Le discours de
Winston Churchill à l’université de Zurich, du 19 septembre 1946, est souvent
mis en avant pour son appel à la constitution des « États-Unis d’Europe », comme une condition à la liberté et la paix sur le
continent européen.
WINSTON CHURCHILL :
Monsieur
le Président,
Mesdames
et Messieurs,
J’ai
l’honneur aujourd’hui d’être reçu par votre vénérable université et je voudrais
vous parler de la tragédie de l’Europe. Ce continent magnifique, qui comprend
les parties les plus belles et les plus civilisées de la terre, qui a un climat
tempéré et agréable et qui est la patrie de tous les grands peuples apparentés
du monde occidental.

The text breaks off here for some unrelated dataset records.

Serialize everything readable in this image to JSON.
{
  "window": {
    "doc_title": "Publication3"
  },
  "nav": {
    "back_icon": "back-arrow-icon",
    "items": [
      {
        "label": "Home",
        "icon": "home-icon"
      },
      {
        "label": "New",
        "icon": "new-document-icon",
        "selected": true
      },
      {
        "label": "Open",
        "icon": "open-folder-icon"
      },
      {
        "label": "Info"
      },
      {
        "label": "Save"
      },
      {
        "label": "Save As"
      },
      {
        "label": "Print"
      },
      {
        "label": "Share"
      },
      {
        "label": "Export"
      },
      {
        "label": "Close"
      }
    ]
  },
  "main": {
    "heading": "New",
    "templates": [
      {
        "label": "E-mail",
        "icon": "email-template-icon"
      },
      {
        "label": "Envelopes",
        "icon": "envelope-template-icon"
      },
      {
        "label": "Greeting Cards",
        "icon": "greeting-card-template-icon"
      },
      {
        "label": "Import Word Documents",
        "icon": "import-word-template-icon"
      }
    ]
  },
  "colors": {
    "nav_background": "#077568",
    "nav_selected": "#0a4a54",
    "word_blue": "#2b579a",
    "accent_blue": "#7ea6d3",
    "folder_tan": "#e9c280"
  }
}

L’Europe est aussi le berceau du christianisme et de la
morale chrétienne. Elle est à l’origine de la plus grande partie de la culture,
des arts, de la philosophie et de la science du passé et du présent. Si
l’Europe pouvait s’unir pour jouir de cet héritage commun, il n’y aurait pas de
limite à son bonheur, à sa prospérité, à sa gloire, dont jouiraient ses 300 ou
400 millions d’habitants. En revanche, c’est aussi d’Europe qu’est partie cette
série de guerres nationalistes épouvantables déclenchées par les Teutons dans
leur course à la puissance et que nous avons vus au XXe siècle. La paix a été
ainsi troublée et les espérances de l’humanité entière réduites à néant.
Et
qu’est-il advenu dans tout cela de l’Europe ? Quelques petits États ont atteint
une certaine prospérité, mais de vastes régions de l’Europe offrent l’aspect
d’une masse d’êtres humains torturés, affamés, sanglotant et malheureux, qui
vivent dans les ruines de leurs villes et de leurs maisons et voient se former
un nouvel amoncellement de nuages, de tyrannie et de terreur qui obscurcissent
le ciel à l’approche de nouveaux dangers. Parmi les vainqueurs, c’est un
brouhaha de voix ; chez les vaincus : silence et désespoir. Voilà tout ce que
les Européens rassemblée en d’anciens États et nations, voilà ce que la race
allemande a atteint en allant répandre au loin la terreur. La grande république
au-delà de l’Atlantique a compris avec le temps que la ruine ou l’esclavage de
l’Europe mettrait en jeu son propre destin et elle a alors avancé une main
secourable faute de quoi les âges sombres seraient revenus avec toutes leurs
horreurs. Ces horreurs, Messieurs, peuvent encore se répéter.
Mais
il y a un remède ; s’il était accepté par la grande majorité de la population
de plusieurs États, comme par miracle toute la scène serait transformée, et en
quelques années l’Europe, ou pour le moins la majeure partie du continent,
vivrait aussi libre et heureuse que les Suisses le sont aujourd’hui. En quoi
consiste ce remède souverain ? Il consiste à reconstituer la famille
européenne, ou tout au moins la plus grande partie possible de la famille
européenne, puis de dresser un cadre de telle manière qu’elle puisse se
développer dans la paix, la sécurité et la liberté. Nous devons ériger quelque chose comme les États-Unis d’Europe.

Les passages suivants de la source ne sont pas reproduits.